New study results show that first-line therapy with sulfonylureas significantly increases the risk for death in patients with Type 2 diabetes compared to treatment with metformin. The combination of metformin and a sulfonylurea was also associated with a significantly increased mortality risk compared with combination therapy with metformin and a dipeptidyl peptidase-4 (DPP-4) inhibitor (or “gliptin”).
Prof. Craig Currie of the University of Cardiff presented the results of two studies during a meeting of the European Association for the Study of Diabetes (EASD). Currie said the findings should be a wake-up call about the hazards of prescribing sulfonylureas to diabetic patients, Medscape Medical News reports. “People should avoid using a drug where the balance of evidence, at the moment, demonstrates that it kills people,” he said. Sulfonylureas help control blood sugar by increasing the amount of insulin produced by the pancreas.
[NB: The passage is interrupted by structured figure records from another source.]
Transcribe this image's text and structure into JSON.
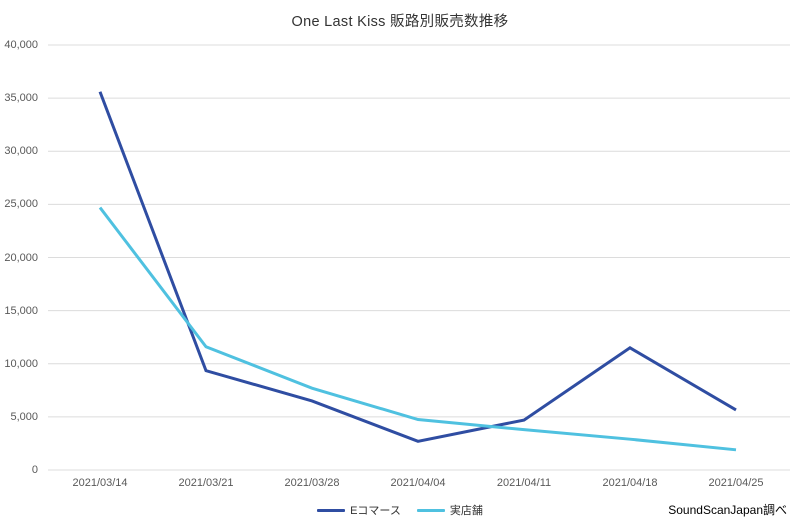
{
  "chart_data": {
    "type": "line",
    "title": "One Last Kiss 販路別販売数推移",
    "x": [
      "2021/03/14",
      "2021/03/21",
      "2021/03/28",
      "2021/04/04",
      "2021/04/11",
      "2021/04/18",
      "2021/04/25"
    ],
    "series": [
      {
        "name": "Eコマース",
        "color": "#2f4da2",
        "values": [
          35600,
          9350,
          6500,
          2700,
          4700,
          11500,
          5650
        ]
      },
      {
        "name": "実店舗",
        "color": "#4fc1e0",
        "values": [
          24700,
          11600,
          7700,
          4750,
          3800,
          2900,
          1900
        ]
      }
    ],
    "ylim": [
      0,
      40000
    ],
    "ytick_step": 5000,
    "ytick_labels": [
      "0",
      "5,000",
      "10,000",
      "15,000",
      "20,000",
      "25,000",
      "30,000",
      "35,000",
      "40,000"
    ],
    "grid": "horizontal",
    "gridline_color": "#dcdcdc",
    "legend_position": "bottom-center",
    "source_note": "SoundScanJapan調べ"
  }
}
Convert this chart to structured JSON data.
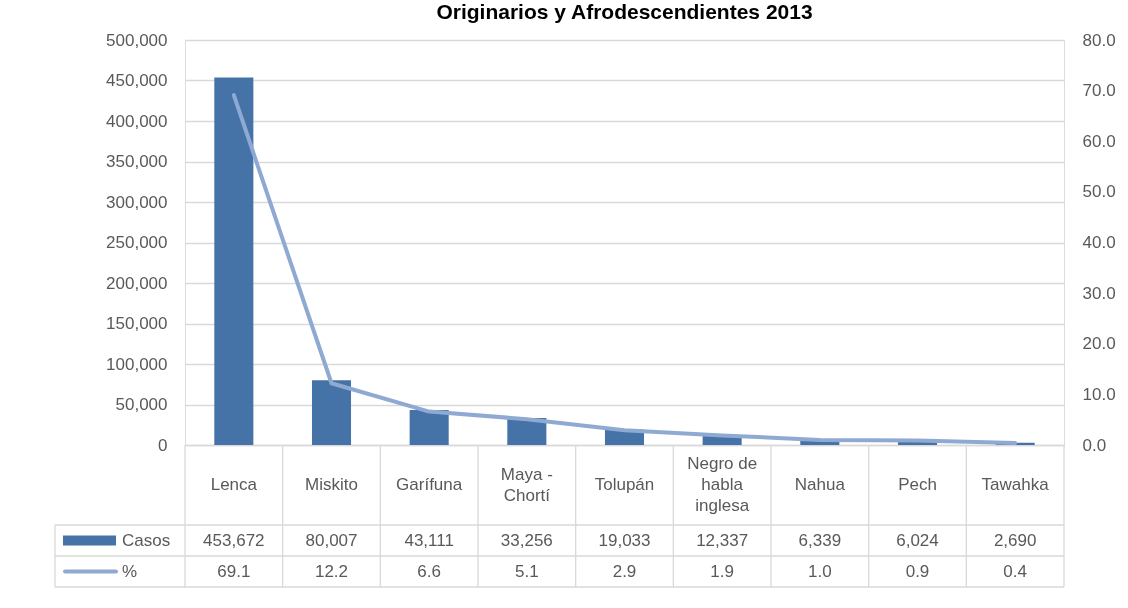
{
  "chart_data": {
    "type": "bar",
    "title": "Originarios y Afrodescendientes 2013",
    "categories": [
      "Lenca",
      "Miskito",
      "Garífuna",
      "Maya - Chortí",
      "Tolupán",
      "Negro de habla inglesa",
      "Nahua",
      "Pech",
      "Tawahka"
    ],
    "series": [
      {
        "name": "Casos",
        "color": "#4673A7",
        "values": [
          453672,
          80007,
          43111,
          33256,
          19033,
          12337,
          6339,
          6024,
          2690
        ],
        "value_labels": [
          "453,672",
          "80,007",
          "43,111",
          "33,256",
          "19,033",
          "12,337",
          "6,339",
          "6,024",
          "2,690"
        ]
      },
      {
        "name": "%",
        "type": "line",
        "axis": "y2",
        "color": "#8FAAD2",
        "values": [
          69.1,
          12.2,
          6.6,
          5.1,
          2.9,
          1.9,
          1.0,
          0.9,
          0.4
        ],
        "value_labels": [
          "69.1",
          "12.2",
          "6.6",
          "5.1",
          "2.9",
          "1.9",
          "1.0",
          "0.9",
          "0.4"
        ]
      }
    ],
    "ylim": [
      0,
      500000
    ],
    "yticks": [
      {
        "value": 0,
        "label": "0"
      },
      {
        "value": 50000,
        "label": "50,000"
      },
      {
        "value": 100000,
        "label": "100,000"
      },
      {
        "value": 150000,
        "label": "150,000"
      },
      {
        "value": 200000,
        "label": "200,000"
      },
      {
        "value": 250000,
        "label": "250,000"
      },
      {
        "value": 300000,
        "label": "300,000"
      },
      {
        "value": 350000,
        "label": "350,000"
      },
      {
        "value": 400000,
        "label": "400,000"
      },
      {
        "value": 450000,
        "label": "450,000"
      },
      {
        "value": 500000,
        "label": "500,000"
      }
    ],
    "y2lim": [
      0,
      80
    ],
    "y2ticks": [
      {
        "value": 0,
        "label": "0.0"
      },
      {
        "value": 10,
        "label": "10.0"
      },
      {
        "value": 20,
        "label": "20.0"
      },
      {
        "value": 30,
        "label": "30.0"
      },
      {
        "value": 40,
        "label": "40.0"
      },
      {
        "value": 50,
        "label": "50.0"
      },
      {
        "value": 60,
        "label": "60.0"
      },
      {
        "value": 70,
        "label": "70.0"
      },
      {
        "value": 80,
        "label": "80.0"
      }
    ],
    "grid": "y",
    "legend": "bottom left",
    "line_style": "solid"
  }
}
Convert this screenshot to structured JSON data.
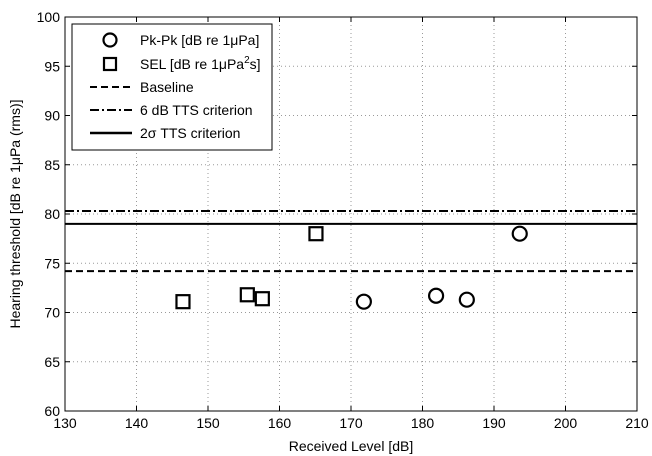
{
  "chart_data": {
    "type": "scatter",
    "xlabel": "Received Level [dB]",
    "ylabel_parts": [
      "Hearing threshold [dB re 1",
      "μ",
      "Pa (rms)]"
    ],
    "xlim": [
      130,
      210
    ],
    "ylim": [
      60,
      100
    ],
    "xticks": [
      130,
      140,
      150,
      160,
      170,
      180,
      190,
      200,
      210
    ],
    "yticks": [
      60,
      65,
      70,
      75,
      80,
      85,
      90,
      95,
      100
    ],
    "grid": true,
    "legend_position": "top-left",
    "series": [
      {
        "name_parts": [
          "Pk-Pk [dB re 1",
          "μ",
          "Pa]",
          ""
        ],
        "marker": "circle",
        "x": [
          171.8,
          181.9,
          186.2,
          193.6
        ],
        "y": [
          71.1,
          71.7,
          71.3,
          78.0
        ]
      },
      {
        "name_parts": [
          "SEL [dB re 1",
          "μ",
          "Pa",
          "2",
          "s]"
        ],
        "marker": "square",
        "x": [
          146.5,
          155.5,
          157.6,
          165.1
        ],
        "y": [
          71.1,
          71.8,
          71.4,
          78.0
        ]
      }
    ],
    "reference_lines": [
      {
        "name": "Baseline",
        "y": 74.2,
        "style": "dashed"
      },
      {
        "name": "6 dB TTS criterion",
        "y": 80.3,
        "style": "dashdot"
      },
      {
        "name_parts": [
          "2",
          "σ",
          " TTS criterion"
        ],
        "y": 79.0,
        "style": "solid"
      }
    ]
  }
}
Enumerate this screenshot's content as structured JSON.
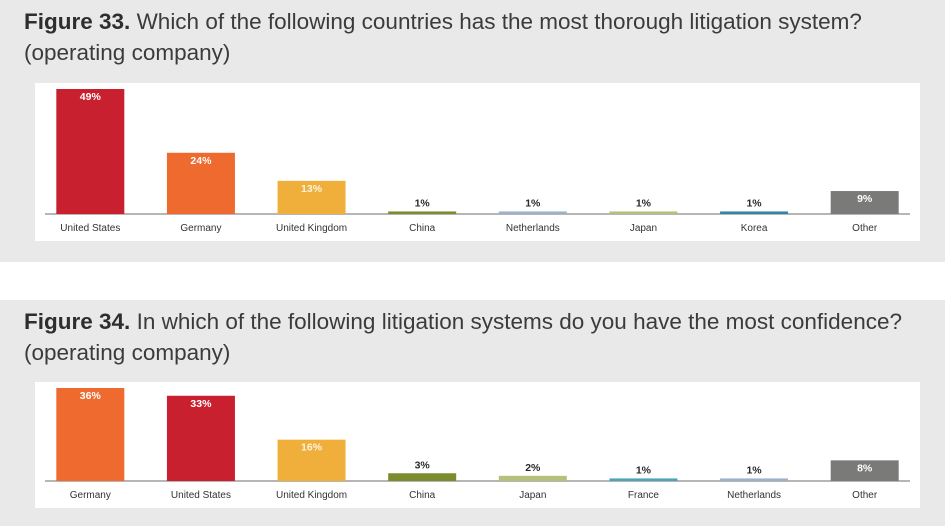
{
  "colors": {
    "United States": "#c8202f",
    "Germany": "#ee6a2e",
    "United Kingdom": "#efaf3a",
    "China": "#7a8c2e",
    "Netherlands": "#9eb1c8",
    "Japan": "#b5c07b",
    "Korea": "#2f86a8",
    "France": "#4fa3b8",
    "Other": "#7a7a78"
  },
  "figures": [
    {
      "lead": "Figure 33.",
      "title": "Which of the following countries has the most thorough litigation system?",
      "subtitle": "(operating company)"
    },
    {
      "lead": "Figure 34.",
      "title": "In which of the following litigation systems do you have the most confidence?",
      "subtitle": "(operating company)"
    }
  ],
  "chart_data": [
    {
      "type": "bar",
      "title": "Figure 33. Which of the following countries has the most thorough litigation system? (operating company)",
      "categories": [
        "United States",
        "Germany",
        "United Kingdom",
        "China",
        "Netherlands",
        "Japan",
        "Korea",
        "Other"
      ],
      "values": [
        49,
        24,
        13,
        1,
        1,
        1,
        1,
        9
      ],
      "labels": [
        "49%",
        "24%",
        "13%",
        "1%",
        "1%",
        "1%",
        "1%",
        "9%"
      ],
      "unit": "%",
      "grid": false,
      "ylim": [
        0,
        49
      ]
    },
    {
      "type": "bar",
      "title": "Figure 34. In which of the following litigation systems do you have the most confidence? (operating company)",
      "categories": [
        "Germany",
        "United States",
        "United Kingdom",
        "China",
        "Japan",
        "France",
        "Netherlands",
        "Other"
      ],
      "values": [
        36,
        33,
        16,
        3,
        2,
        1,
        1,
        8
      ],
      "labels": [
        "36%",
        "33%",
        "16%",
        "3%",
        "2%",
        "1%",
        "1%",
        "8%"
      ],
      "unit": "%",
      "grid": false,
      "ylim": [
        0,
        36
      ]
    }
  ]
}
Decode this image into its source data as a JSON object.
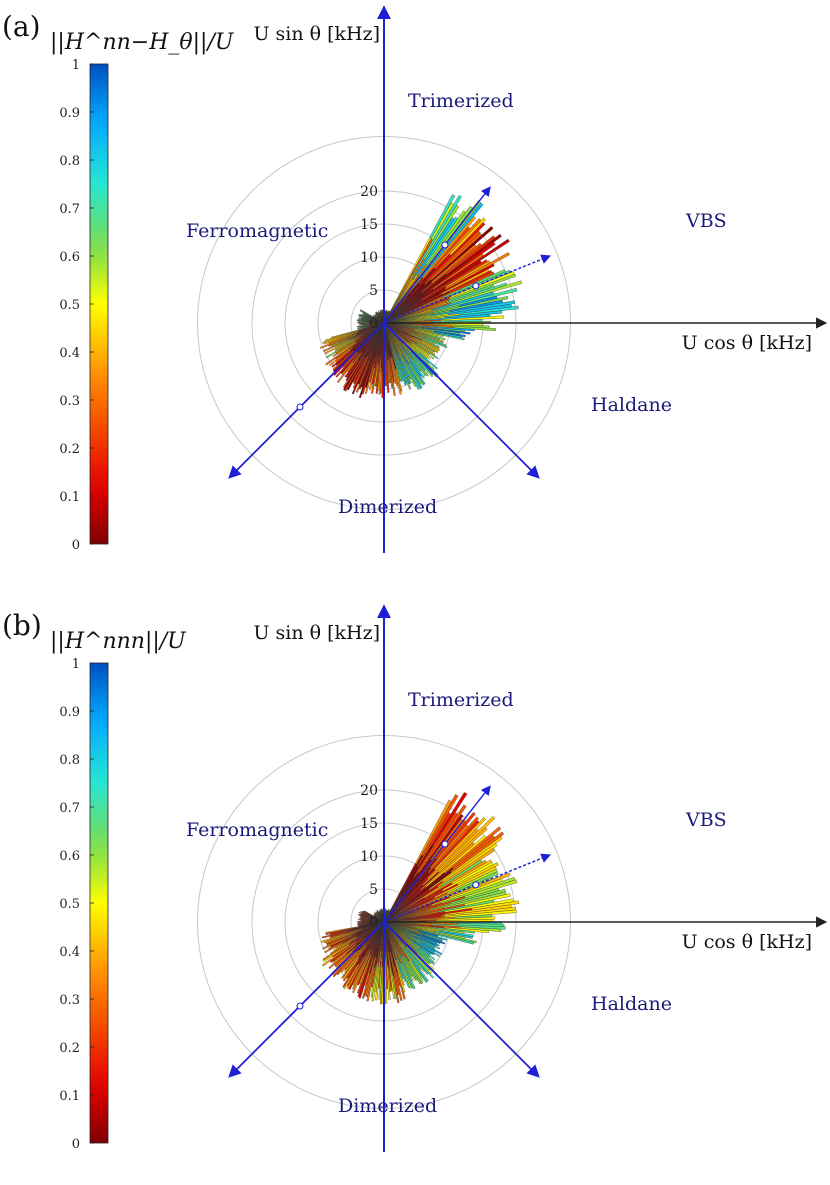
{
  "panels": [
    {
      "label": "(a)",
      "colorbar_label": "||H^nn−H_θ||/U",
      "colorbar_ticks": [
        "0",
        "0.1",
        "0.2",
        "0.3",
        "0.4",
        "0.5",
        "0.6",
        "0.7",
        "0.8",
        "0.9",
        "1"
      ],
      "ylabel": "U sin θ [kHz]",
      "xlabel": "U cos θ [kHz]",
      "radial_ticks": [
        "0",
        "5",
        "10",
        "15",
        "20"
      ],
      "phase_labels": {
        "trimerized": "Trimerized",
        "vbs": "VBS",
        "ferromagnetic": "Ferromagnetic",
        "haldane": "Haldane",
        "dimerized": "Dimerized"
      }
    },
    {
      "label": "(b)",
      "colorbar_label": "||H^nnn||/U",
      "colorbar_ticks": [
        "0",
        "0.1",
        "0.2",
        "0.3",
        "0.4",
        "0.5",
        "0.6",
        "0.7",
        "0.8",
        "0.9",
        "1"
      ],
      "ylabel": "U sin θ [kHz]",
      "xlabel": "U cos θ [kHz]",
      "radial_ticks": [
        "0",
        "5",
        "10",
        "15",
        "20"
      ],
      "phase_labels": {
        "trimerized": "Trimerized",
        "vbs": "VBS",
        "ferromagnetic": "Ferromagnetic",
        "haldane": "Haldane",
        "dimerized": "Dimerized"
      }
    }
  ],
  "chart_data": [
    {
      "type": "heatmap",
      "coordinate_system": "polar",
      "xlabel": "U cos θ [kHz]",
      "ylabel": "U sin θ [kHz]",
      "radial_range": [
        0,
        22
      ],
      "radial_ticks": [
        0,
        5,
        10,
        15,
        20
      ],
      "colorbar": {
        "label": "||H^nn−H_θ||/U",
        "range": [
          0,
          1
        ],
        "colormap": "jet"
      },
      "phase_regions": [
        "Trimerized",
        "VBS",
        "Ferromagnetic",
        "Haldane",
        "Dimerized"
      ],
      "sectors": [
        {
          "angle_deg_from": 50,
          "angle_deg_to": 62,
          "r_max": 23,
          "value": 0.7
        },
        {
          "angle_deg_from": 42,
          "angle_deg_to": 50,
          "r_max": 22,
          "value": 0.3
        },
        {
          "angle_deg_from": 33,
          "angle_deg_to": 42,
          "r_max": 22,
          "value": 0.15
        },
        {
          "angle_deg_from": 24,
          "angle_deg_to": 33,
          "r_max": 21,
          "value": 0.25
        },
        {
          "angle_deg_from": 16,
          "angle_deg_to": 24,
          "r_max": 21,
          "value": 0.55
        },
        {
          "angle_deg_from": 6,
          "angle_deg_to": 16,
          "r_max": 20,
          "value": 0.75
        },
        {
          "angle_deg_from": -4,
          "angle_deg_to": 6,
          "r_max": 18,
          "value": 0.65
        },
        {
          "angle_deg_from": -12,
          "angle_deg_to": -4,
          "r_max": 14,
          "value": 0.8
        },
        {
          "angle_deg_from": -40,
          "angle_deg_to": -12,
          "r_max": 10,
          "value": 0.55
        },
        {
          "angle_deg_from": -75,
          "angle_deg_to": -40,
          "r_max": 11,
          "value": 0.75
        },
        {
          "angle_deg_from": -105,
          "angle_deg_to": -75,
          "r_max": 11,
          "value": 0.3
        },
        {
          "angle_deg_from": -125,
          "angle_deg_to": -105,
          "r_max": 12,
          "value": 0.12
        },
        {
          "angle_deg_from": -145,
          "angle_deg_to": -125,
          "r_max": 11,
          "value": 0.2
        },
        {
          "angle_deg_from": -165,
          "angle_deg_to": -145,
          "r_max": 10,
          "value": 0.45
        },
        {
          "angle_deg_from": 150,
          "angle_deg_to": 195,
          "r_max": 4,
          "value": 0.6
        },
        {
          "angle_deg_from": 62,
          "angle_deg_to": 150,
          "r_max": 2,
          "value": 0.5
        }
      ]
    },
    {
      "type": "heatmap",
      "coordinate_system": "polar",
      "xlabel": "U cos θ [kHz]",
      "ylabel": "U sin θ [kHz]",
      "radial_range": [
        0,
        22
      ],
      "radial_ticks": [
        0,
        5,
        10,
        15,
        20
      ],
      "colorbar": {
        "label": "||H^nnn||/U",
        "range": [
          0,
          1
        ],
        "colormap": "jet"
      },
      "phase_regions": [
        "Trimerized",
        "VBS",
        "Ferromagnetic",
        "Haldane",
        "Dimerized"
      ],
      "sectors": [
        {
          "angle_deg_from": 52,
          "angle_deg_to": 62,
          "r_max": 23,
          "value": 0.2
        },
        {
          "angle_deg_from": 43,
          "angle_deg_to": 52,
          "r_max": 23,
          "value": 0.3
        },
        {
          "angle_deg_from": 34,
          "angle_deg_to": 43,
          "r_max": 22,
          "value": 0.35
        },
        {
          "angle_deg_from": 24,
          "angle_deg_to": 34,
          "r_max": 21,
          "value": 0.5
        },
        {
          "angle_deg_from": 14,
          "angle_deg_to": 24,
          "r_max": 21,
          "value": 0.55
        },
        {
          "angle_deg_from": 4,
          "angle_deg_to": 14,
          "r_max": 20,
          "value": 0.5
        },
        {
          "angle_deg_from": -6,
          "angle_deg_to": 4,
          "r_max": 18,
          "value": 0.6
        },
        {
          "angle_deg_from": -14,
          "angle_deg_to": -6,
          "r_max": 14,
          "value": 0.7
        },
        {
          "angle_deg_from": -42,
          "angle_deg_to": -14,
          "r_max": 10,
          "value": 0.8
        },
        {
          "angle_deg_from": -72,
          "angle_deg_to": -42,
          "r_max": 11,
          "value": 0.65
        },
        {
          "angle_deg_from": -100,
          "angle_deg_to": -72,
          "r_max": 12,
          "value": 0.4
        },
        {
          "angle_deg_from": -125,
          "angle_deg_to": -100,
          "r_max": 12,
          "value": 0.28
        },
        {
          "angle_deg_from": -150,
          "angle_deg_to": -125,
          "r_max": 11,
          "value": 0.3
        },
        {
          "angle_deg_from": -170,
          "angle_deg_to": -150,
          "r_max": 10,
          "value": 0.25
        },
        {
          "angle_deg_from": 150,
          "angle_deg_to": 190,
          "r_max": 4,
          "value": 0.2
        },
        {
          "angle_deg_from": 62,
          "angle_deg_to": 150,
          "r_max": 2,
          "value": 0.4
        }
      ]
    }
  ]
}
In the first new analysis reported at the EASD meeting, researchers had analyzed the UK Clinical Practice Research Datalink (CPRD), a data set of more than 10 million patients representative of the UK population. The researchers identified 15,687 Type 2 diabetes patients treated with the sulfonylureas alone. For comparison, they used 76,811 diabetic patients treated with metformin. There were 13.6 deaths per 1,000 person-years with metformin and 44.6 deaths per 1,000 person-years with sulfonylureas. This translated into a 58 percent increased risk for all-cause mortality among diabetics treated with sulfonylureas as monotherapy.
Dr. Currie said that although sulfonylureas—such as glipizide, glyburide, and glimepiride—have largely been replaced by metformin as first-line therapy, the present study showed that approximately 17 percent of patients sampled were still receiving them as monotherapy, according to Medscape Medical News.
Dr. Andreas Pfeiffer of from Charité Universitätsmedizin, Berlin, who no longer uses sulfonylureas, cited treatment cost as the main reason the class of drugs is still used frequently. The newer DPP-4 inhibitors can cost substantially more per month.
Ongoing cardiovascular-safety trials of a new diabetes drug, linagliptin (Tradjenta) are expected to yield more data in this debate, according to Medscape Medical News.